The first thing I did was to download the full route from the Long Distance Walkers Association website. This is then loaded into Memory Map on my PC. The LDWA is an incredible resource and the annual membership fee of £13 is negligible when compared to the information that is made available as a result.
Once the route is loaded on my PC I checked it against the guide book, for any changes, modifications, diversions etc. In this case, it was a good match. Unfortunately, the maps I have for Memory Map are a few years out of date and the route has been moved slightly over time. This means that in some cases, the route I needed to take didn’t match the green diamonds on my map, but this is no great problem.
I now look for hills or trig points along the route and any that are within a mile or so of the route, that could be easily diverted to if I wanted. This is all achieved in Memory Map and results in a route with trig points and hill scattered along its length. I then whittle these down to the ones I easily include without adding too much distance or height to the day.
The route needs to be tweaked for accommodation as well. If the B&B or Hotel I’ve chosen isn’t exactly on the route, I may need to leave the route early to find it. I may also skip some sections of the route while doing this, but this isn’t done to create shortcuts, it will only be done to avoid long road walks or especially dull lengths of the path.
My SUW Deviations
The first deviation I make is into Stranraer. The official route swings around the south of the town, using minor roads and farm lanes.
All the journals I’ve read say that this is a boring road walk with uninspiring views, a section to get out of the way. So I’m going to skip it. I leave the path at Ochtrelure and head into Stranraer and when I leave the town I’m heading east to pick up the path at Big Plantation. I’m using the most picturesque route I can between these two points.
On the other hand, as I approach New Luce at the end of the second day, there is the opportunity to skip about four miles of moorland walking and replace it with a mile and half of road.
This smacks of short-cutting to me and it’s not something I’ll be doing. Double-standards perhaps? I don’t think so. It’s a fairly short day anyway, so I shouldn’t be too tired or time restricted and the moorland sections are generally to be savoured in this early section of the walk where the majority of the scenery is farmland and minor roads.
The next major change to the route is at the start of the fourth day. This is a long, tough day; 26 miles and 3100 feet of ascent if you follow the path slavishly. This early in the walk it will be a physical challenge and one that I’d like to make slightly easier if I can.

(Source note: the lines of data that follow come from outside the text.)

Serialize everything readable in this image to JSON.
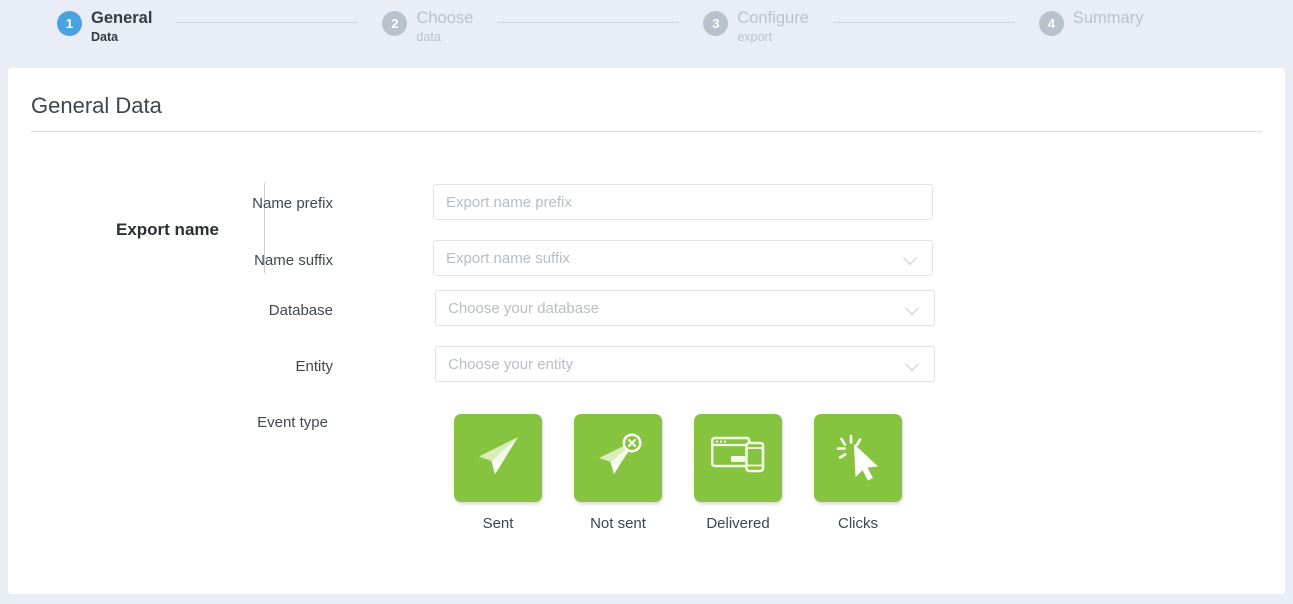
{
  "colors": {
    "page_background": "#e9edf5",
    "card_background": "#ffffff",
    "active_step": "#4aa3e0",
    "inactive_step": "#b9c2cc",
    "tile_green": "#86c440",
    "title_text": "#3d4650"
  },
  "stepper": {
    "steps": [
      {
        "number": "1",
        "title": "General",
        "subtitle": "Data",
        "state": "active"
      },
      {
        "number": "2",
        "title": "Choose",
        "subtitle": "data",
        "state": "inactive"
      },
      {
        "number": "3",
        "title": "Configure",
        "subtitle": "export",
        "state": "inactive"
      },
      {
        "number": "4",
        "title": "Summary",
        "subtitle": "",
        "state": "inactive"
      }
    ]
  },
  "page": {
    "title": "General Data"
  },
  "form": {
    "section_title": "Export name",
    "fields": [
      {
        "label": "Name prefix",
        "placeholder": "Export name prefix",
        "value": "",
        "type": "text",
        "name": "name-prefix"
      },
      {
        "label": "Name suffix",
        "placeholder": "Export name suffix",
        "value": "",
        "type": "select",
        "name": "name-suffix"
      },
      {
        "label": "Database",
        "placeholder": "Choose your database",
        "value": "",
        "type": "select",
        "name": "database"
      },
      {
        "label": "Entity",
        "placeholder": "Choose your entity",
        "value": "",
        "type": "select",
        "name": "entity"
      }
    ],
    "event_type": {
      "label": "Event type",
      "tiles": [
        {
          "label": "Sent",
          "icon": "paper-plane-icon"
        },
        {
          "label": "Not sent",
          "icon": "paper-plane-cancel-icon"
        },
        {
          "label": "Delivered",
          "icon": "devices-icon"
        },
        {
          "label": "Clicks",
          "icon": "cursor-click-icon"
        }
      ]
    }
  }
}
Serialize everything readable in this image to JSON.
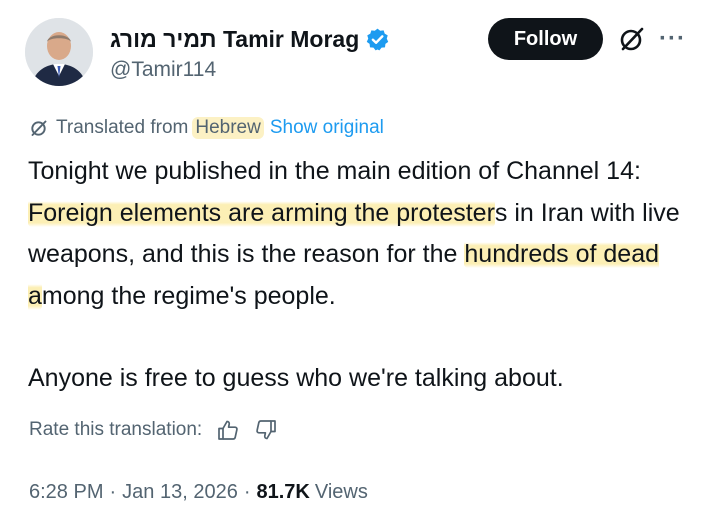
{
  "author": {
    "display_name": "תמיר מורג Tamir Morag",
    "handle": "@Tamir114",
    "avatar_icon": "avatar-portrait",
    "verified_icon": "verified-badge-icon"
  },
  "actions": {
    "follow_label": "Follow",
    "grok_icon": "grok-icon",
    "more_label": "···"
  },
  "translation": {
    "prefix": "Translated from",
    "language": "Hebrew",
    "show_original": "Show original",
    "rate_label": "Rate this translation:"
  },
  "tweet": {
    "p1_a": "Tonight we published in the main edition of Channel 14: ",
    "p1_hl1": "Foreign elements are arming the protester",
    "p1_b": "s in Iran with live weapons, and this is the reason for the ",
    "p1_hl2": "hundreds of dead a",
    "p1_c": "mong the regime's people.",
    "p2": "Anyone is free to guess who we're talking about."
  },
  "meta": {
    "time": "6:28 PM",
    "sep1": "·",
    "date": "Jan 13, 2026",
    "sep2": "·",
    "views_count": "81.7K",
    "views_label": "Views"
  },
  "colors": {
    "text": "#0f1419",
    "secondary": "#536471",
    "link": "#1d9bf0",
    "verified": "#1d9bf0",
    "highlight": "#fcecA8",
    "button_bg": "#0f1419"
  }
}
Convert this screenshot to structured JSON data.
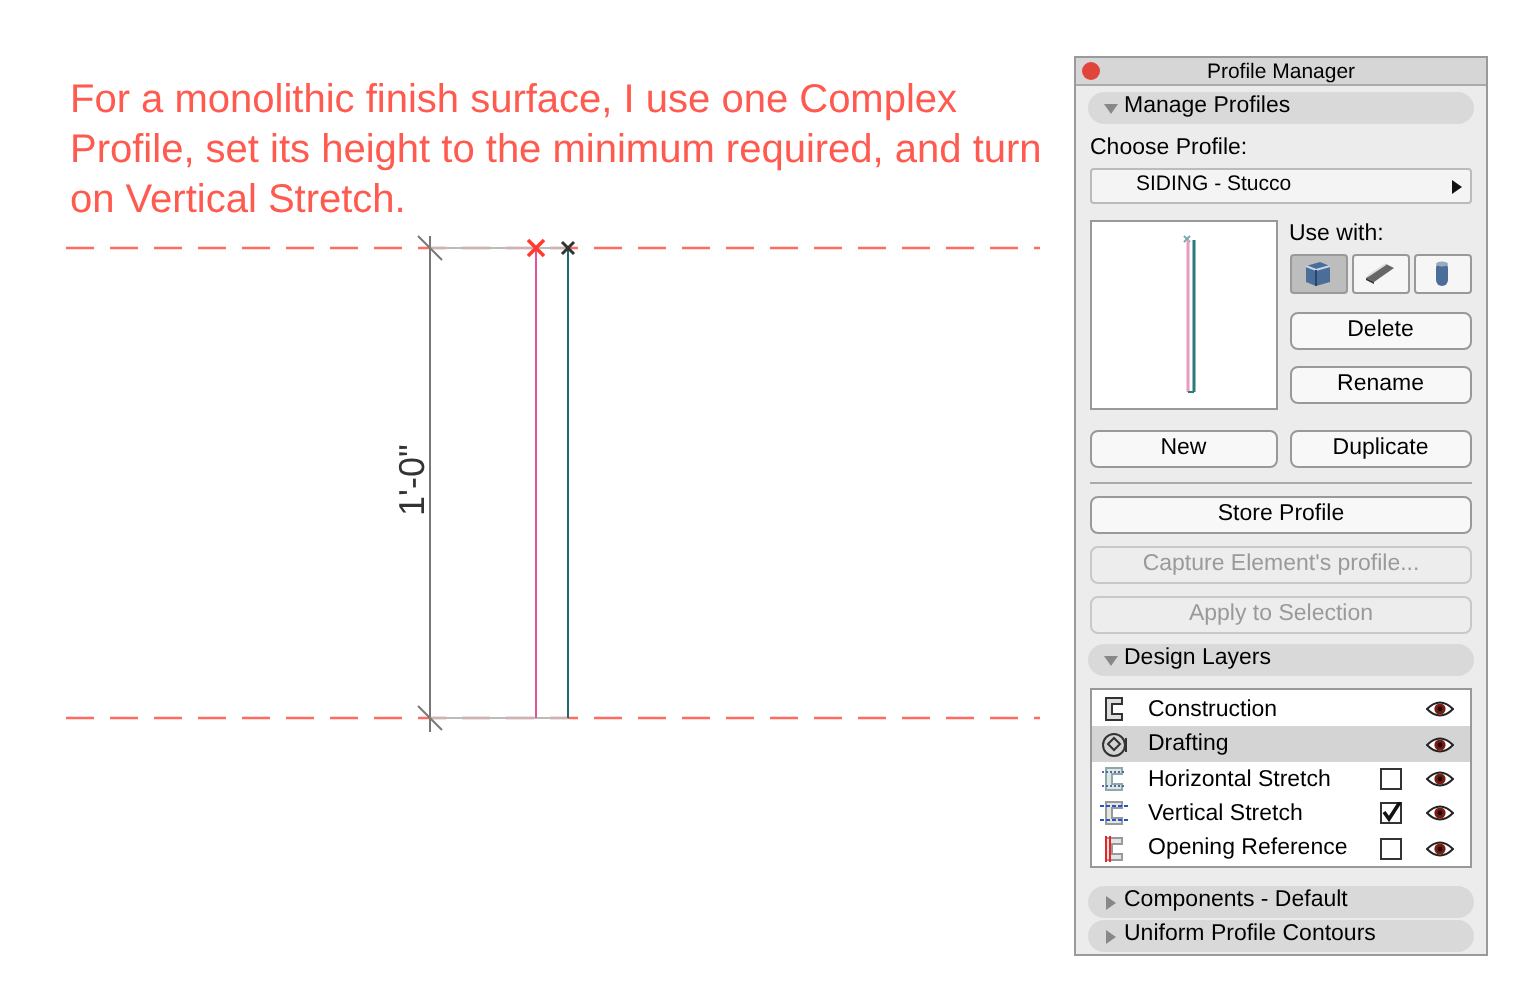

So rather than following the blue route, that heads south for a long way, before swinging north east again, I’m considering heading north from the hotel, along a quiet lane and re-joining the path at Stroan Bridge, where I understand there is a small track beside the river that links up with the SUW route. This is certainly a short-cut and will save me about 2 miles on the day. I will see how I feel the night before and make a decision then.
The next diversion is a huge one, changing almost half of the day’s walking into Wanlockhead for a completely different route. The main reason for this is to bag a trig point and two hills; one of which is a Marilyn.
The red route above is the diversion, with the blue route being the official path.
That will be the final large change in the route. Over the course of the walk I make about 20 small diversions for trig points and hill summits, but these mostly divert up to the summit and back down, re-joining the path at pretty much the same place as I left it.